Patients might be there for two to three hours at a time. After they wait a while to see me, then maybe they need to do bloodwork, or we need to do a procedure, or they need a medication or vaccine. Then they have to wait for the nurse, they have to wait maybe for a social worker or another provider in the office, so their visit can be very lengthy.

Sometimes you see patients in their most vulnerable state, and a lot of times we have discussions and conversations about topics that are very hard to share, whether it’s physical abuse or sexual abuse, or what they endured in their migration story, or the responsibilities at home with other children, or domestic violence, or problems with addiction. It’s so much more than letting me take their blood pressure and giving them medication; it is really getting to know my patients and understanding who they are as a human, and where they are in this journey.

I am pretty active in my hospital’s union, and one of the major reasons why I’m at this job is because it has a union and has that representation. We are in the middle of collective bargaining with our employer for a fair contract and dealing with specific issues. A big issue in bargaining is that there is no benefit to being an experienced physician in this hospital system. In every other hospital system, physicians age like fine wine; we get better at what we do, and years of experience accumulates into more knowledge, and more ability to teach, and lots of improvements. But there’s no compensation for that. I have the same base salary as somebody who just finished residency.

Amber, hospitalist at a private hospital, Minnesota

Hospitalists are responsible for admitting the patients who are too sick to discharge from the emergency department. Each day, we meet with patients and their families to discuss the patient’s current status and form patient-centered plans, involving our specialist colleagues as needed. When they are discharged, we ensure they have good follow-up plans.

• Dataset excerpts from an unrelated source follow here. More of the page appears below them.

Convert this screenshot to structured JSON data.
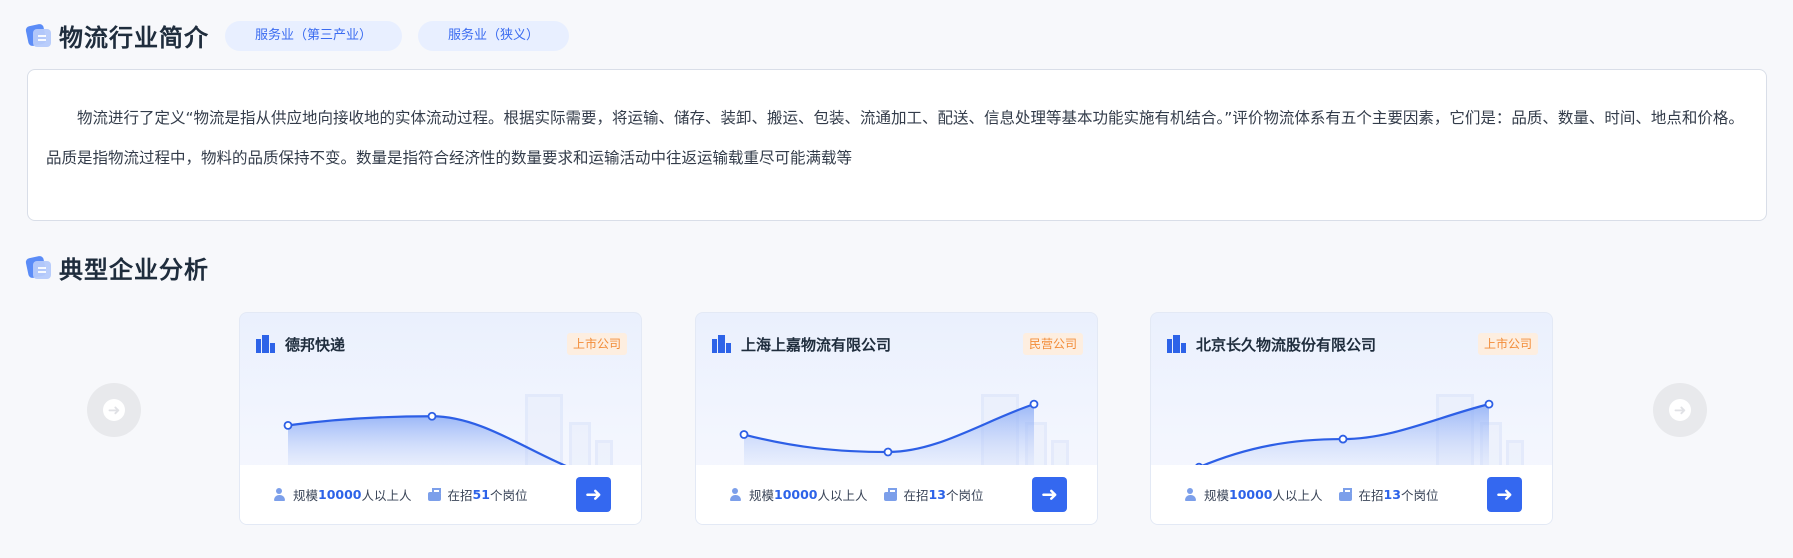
{
  "intro": {
    "title": "物流行业简介",
    "tags": [
      "服务业（第三产业）",
      "服务业（狭义）"
    ],
    "text": "物流进行了定义“物流是指从供应地向接收地的实体流动过程。根据实际需要，将运输、储存、装卸、搬运、包装、流通加工、配送、信息处理等基本功能实施有机结合。”评价物流体系有五个主要因素，它们是：品质、数量、时间、地点和价格。品质是指物流过程中，物料的品质保持不变。数量是指符合经济性的数量要求和运输活动中往返运输载重尽可能满载等"
  },
  "enterprises": {
    "title": "典型企业分析",
    "prev_icon": "arrow-left-icon",
    "next_icon": "arrow-right-icon",
    "cards": [
      {
        "name": "德邦快递",
        "type": "上市公司",
        "scale_prefix": "规模",
        "scale_value": "10000",
        "scale_suffix": "人以上人",
        "jobs_prefix": "在招",
        "jobs_value": "51",
        "jobs_suffix": "个岗位",
        "trend": [
          0.6,
          0.72,
          0.0
        ]
      },
      {
        "name": "上海上嘉物流有限公司",
        "type": "民营公司",
        "scale_prefix": "规模",
        "scale_value": "10000",
        "scale_suffix": "人以上人",
        "jobs_prefix": "在招",
        "jobs_value": "13",
        "jobs_suffix": "个岗位",
        "trend": [
          0.48,
          0.25,
          0.88
        ]
      },
      {
        "name": "北京长久物流股份有限公司",
        "type": "上市公司",
        "scale_prefix": "规模",
        "scale_value": "10000",
        "scale_suffix": "人以上人",
        "jobs_prefix": "在招",
        "jobs_value": "13",
        "jobs_suffix": "个岗位",
        "trend": [
          0.05,
          0.42,
          0.88
        ]
      }
    ]
  },
  "colors": {
    "accent": "#3468f0",
    "tag_bg": "#e8efff",
    "type_text": "#f28c38",
    "type_bg": "#fdeee0"
  }
}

On a daily basis [at my hospital], we struggle with lack of beds and boarding, and frustrated patients. We are asked to work faster and do more, with decreasing resources and support staff. Misinformation accelerated by social media has exacerbated distrust in medicine, while others harbor overzealous expectations of modern medicine’s curative powers. Private equity groups, which should have no place in medicine, are spreading across the country, leading to worse health care access and worse care for patients.

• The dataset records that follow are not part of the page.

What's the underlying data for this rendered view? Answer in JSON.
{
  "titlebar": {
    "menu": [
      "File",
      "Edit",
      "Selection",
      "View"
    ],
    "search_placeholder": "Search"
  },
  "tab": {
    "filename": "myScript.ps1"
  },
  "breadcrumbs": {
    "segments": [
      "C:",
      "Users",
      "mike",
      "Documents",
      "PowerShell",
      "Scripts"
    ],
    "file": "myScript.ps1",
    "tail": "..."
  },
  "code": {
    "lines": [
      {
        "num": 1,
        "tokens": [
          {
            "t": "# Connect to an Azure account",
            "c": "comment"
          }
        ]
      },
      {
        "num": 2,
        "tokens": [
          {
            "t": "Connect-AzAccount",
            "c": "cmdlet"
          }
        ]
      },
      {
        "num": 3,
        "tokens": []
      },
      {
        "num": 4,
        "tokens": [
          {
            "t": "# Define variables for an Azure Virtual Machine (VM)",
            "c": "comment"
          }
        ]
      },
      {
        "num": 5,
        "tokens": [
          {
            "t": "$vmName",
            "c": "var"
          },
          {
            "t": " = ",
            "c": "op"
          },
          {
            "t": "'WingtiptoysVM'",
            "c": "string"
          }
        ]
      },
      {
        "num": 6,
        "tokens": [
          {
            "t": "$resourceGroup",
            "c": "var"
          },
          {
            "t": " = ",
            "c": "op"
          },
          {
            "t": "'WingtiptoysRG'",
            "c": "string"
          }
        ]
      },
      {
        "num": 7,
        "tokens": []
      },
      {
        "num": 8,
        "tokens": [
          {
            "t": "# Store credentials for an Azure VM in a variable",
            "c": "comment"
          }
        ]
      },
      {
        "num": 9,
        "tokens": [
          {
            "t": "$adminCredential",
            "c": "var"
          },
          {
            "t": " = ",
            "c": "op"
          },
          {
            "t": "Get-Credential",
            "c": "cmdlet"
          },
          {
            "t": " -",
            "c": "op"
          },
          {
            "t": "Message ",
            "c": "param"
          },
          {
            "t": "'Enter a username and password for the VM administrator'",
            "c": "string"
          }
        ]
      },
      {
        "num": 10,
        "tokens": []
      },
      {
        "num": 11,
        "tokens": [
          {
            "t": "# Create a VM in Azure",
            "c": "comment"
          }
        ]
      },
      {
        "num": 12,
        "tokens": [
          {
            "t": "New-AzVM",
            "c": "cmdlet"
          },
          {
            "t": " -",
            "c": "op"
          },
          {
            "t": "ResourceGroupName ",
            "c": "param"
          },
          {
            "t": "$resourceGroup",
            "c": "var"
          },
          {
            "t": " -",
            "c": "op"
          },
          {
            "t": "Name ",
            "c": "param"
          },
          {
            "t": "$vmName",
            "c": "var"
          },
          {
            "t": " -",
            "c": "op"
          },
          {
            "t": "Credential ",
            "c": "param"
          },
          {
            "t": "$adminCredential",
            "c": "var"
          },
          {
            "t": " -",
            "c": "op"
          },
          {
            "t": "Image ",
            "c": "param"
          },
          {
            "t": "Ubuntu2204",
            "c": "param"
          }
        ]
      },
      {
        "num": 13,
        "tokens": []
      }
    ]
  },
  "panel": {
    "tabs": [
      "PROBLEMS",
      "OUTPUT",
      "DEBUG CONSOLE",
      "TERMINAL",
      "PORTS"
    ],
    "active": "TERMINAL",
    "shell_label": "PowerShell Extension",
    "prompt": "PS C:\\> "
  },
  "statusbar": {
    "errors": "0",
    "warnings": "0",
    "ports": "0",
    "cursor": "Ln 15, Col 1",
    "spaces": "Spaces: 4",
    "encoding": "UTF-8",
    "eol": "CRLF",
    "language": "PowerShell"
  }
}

Reimbursement rates are often lagging inflation, while at the same time, insurance companies are requiring frequent time-consuming prior authorizations, readily denying claims (a recent study showed 15 percent of claims are initially denied), all while recording record profits. These changes are choking hospital systems, which make radical adjustments to stay afloat. Also, there is anti-patient and anti-provider legislation. Luckily, Minnesota is a very friendly state when it comes to this, but certain states are creating health care deserts due to their legislation, something that is so sad to see in this country.

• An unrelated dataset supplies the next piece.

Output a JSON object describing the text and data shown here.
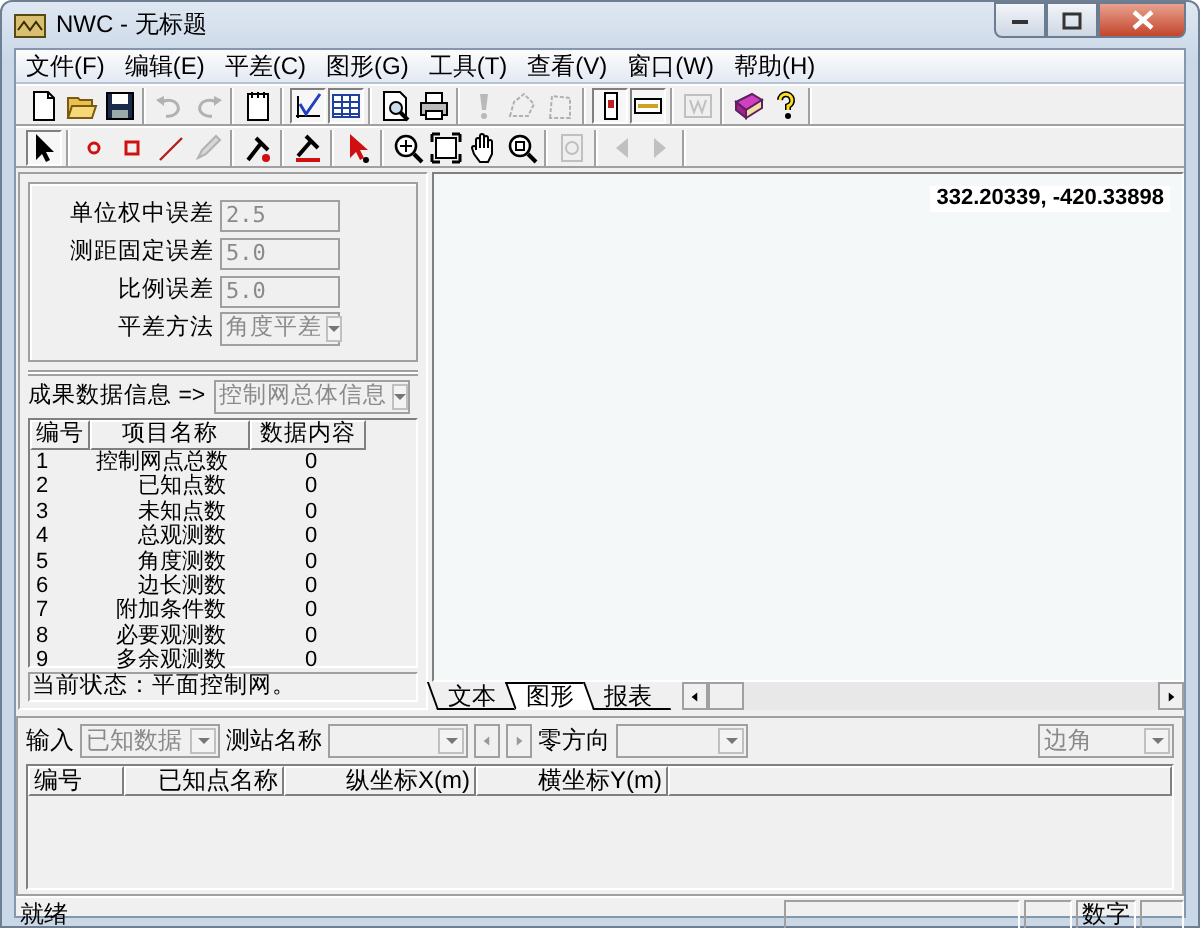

Frankly, I’ve been burnt out since the beginning of the Covid pandemic, when we put our lives on hold to serve our patients and communities. There was no break “after Covid.” Instead, we have ongoing challenges, as noted above, and we spend our free time advocating for our patients at a higher level, because there are so many serious issues in health care these days. All of this, while trying to hold together my family with four young kids, leaves me feeling drained. I know I’m not alone when I say that there just aren’t enough hours in the day to get it all done.